Ontario: Fraudster uses van crash to dupe senior
Fraudster uses Ont. van crash to dupe senior
Windsor Police say an alleged fraudster used the tragic Ontario van crash that killed 11 people to fool a senior citizen into sending him nearly $3,000 in cash.
The 76-year-old woman told Windsor Police officers she received a phone call Thursday from a man who said he was the woman's grandson. The man, who never identified himself by name, told the woman he had been in a car accident and jailed and that he needed her to wire cash to repair the car in order for him to be released from jail.
The 76-year-old Windsor woman wired the money to unknown person in Peru.

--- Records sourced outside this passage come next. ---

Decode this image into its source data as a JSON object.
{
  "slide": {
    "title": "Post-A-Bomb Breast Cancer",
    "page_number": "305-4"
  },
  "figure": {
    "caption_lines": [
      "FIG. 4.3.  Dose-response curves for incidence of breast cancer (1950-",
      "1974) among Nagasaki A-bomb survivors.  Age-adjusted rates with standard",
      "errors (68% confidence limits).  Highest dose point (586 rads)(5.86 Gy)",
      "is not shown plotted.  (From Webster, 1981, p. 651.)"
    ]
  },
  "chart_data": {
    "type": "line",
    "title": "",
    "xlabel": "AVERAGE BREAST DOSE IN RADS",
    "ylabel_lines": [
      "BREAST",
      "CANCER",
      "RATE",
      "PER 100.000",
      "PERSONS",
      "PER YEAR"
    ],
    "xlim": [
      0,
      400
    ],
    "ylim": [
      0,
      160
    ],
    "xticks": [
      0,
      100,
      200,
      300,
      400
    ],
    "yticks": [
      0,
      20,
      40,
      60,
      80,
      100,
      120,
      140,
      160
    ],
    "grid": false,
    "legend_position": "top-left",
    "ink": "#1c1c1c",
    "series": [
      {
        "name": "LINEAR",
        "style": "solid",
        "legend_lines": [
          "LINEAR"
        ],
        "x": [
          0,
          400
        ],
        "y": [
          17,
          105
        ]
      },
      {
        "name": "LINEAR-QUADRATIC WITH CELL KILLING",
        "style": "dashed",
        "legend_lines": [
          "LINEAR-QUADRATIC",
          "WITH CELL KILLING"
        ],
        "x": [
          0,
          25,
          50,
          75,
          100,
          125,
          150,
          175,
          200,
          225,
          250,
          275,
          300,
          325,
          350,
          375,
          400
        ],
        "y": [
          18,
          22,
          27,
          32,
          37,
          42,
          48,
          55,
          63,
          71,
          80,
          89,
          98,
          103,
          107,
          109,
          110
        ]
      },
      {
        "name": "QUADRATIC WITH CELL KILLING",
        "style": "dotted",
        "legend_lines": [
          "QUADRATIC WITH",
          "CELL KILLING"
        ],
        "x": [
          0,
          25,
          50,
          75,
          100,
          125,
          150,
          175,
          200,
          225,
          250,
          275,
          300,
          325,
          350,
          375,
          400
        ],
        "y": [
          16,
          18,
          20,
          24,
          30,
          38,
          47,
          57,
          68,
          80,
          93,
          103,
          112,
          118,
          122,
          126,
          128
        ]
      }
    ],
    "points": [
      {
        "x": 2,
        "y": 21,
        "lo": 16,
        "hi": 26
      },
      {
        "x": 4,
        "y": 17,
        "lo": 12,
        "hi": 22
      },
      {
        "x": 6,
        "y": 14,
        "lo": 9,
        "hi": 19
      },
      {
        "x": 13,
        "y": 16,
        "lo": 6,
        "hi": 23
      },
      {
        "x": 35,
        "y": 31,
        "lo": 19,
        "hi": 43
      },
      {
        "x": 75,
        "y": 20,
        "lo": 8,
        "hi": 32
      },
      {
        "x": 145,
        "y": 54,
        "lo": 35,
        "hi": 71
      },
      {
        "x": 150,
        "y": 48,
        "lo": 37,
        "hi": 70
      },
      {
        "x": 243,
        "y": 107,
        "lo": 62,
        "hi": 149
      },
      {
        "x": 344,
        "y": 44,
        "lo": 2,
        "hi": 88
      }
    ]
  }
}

"It's disturbing because her alleged grandson told her he had been in an accident with people who were from Peru. As we all know that story is in the press right now right now and it gives it that little bit of legitimacy ... it gives it that little nugget of truth," said Windsor Police Sgt. Gerry Corriveau of the arson and fraud unit.
Corriveau said the reference to a current high-profile event is all it sometimes takes to confuse a senior citizen.
In this case, the woman believed she was speaking with her grandson. So, she went to her bank, withdrew $2,800 and using Western Union wired it to a name provided to her by the man on the phone.
Hours later, the same man phoned again asking for more money. He claimed the cost of the repairs had exceeded the original estimate.
The woman went back to her bank to withdraw the cash, but an employee advised her to not go through with it. The woman agreed and tried to cancel the original transaction but was told an unknown person had already picked up the cash on the other end.
The woman then called police, who are now investigating.
The Windsor Police Service said people should never wire or send money to anyone who calls soliciting for cash. The money is almost always unrecoverable and the victim's cash will be lost, police said.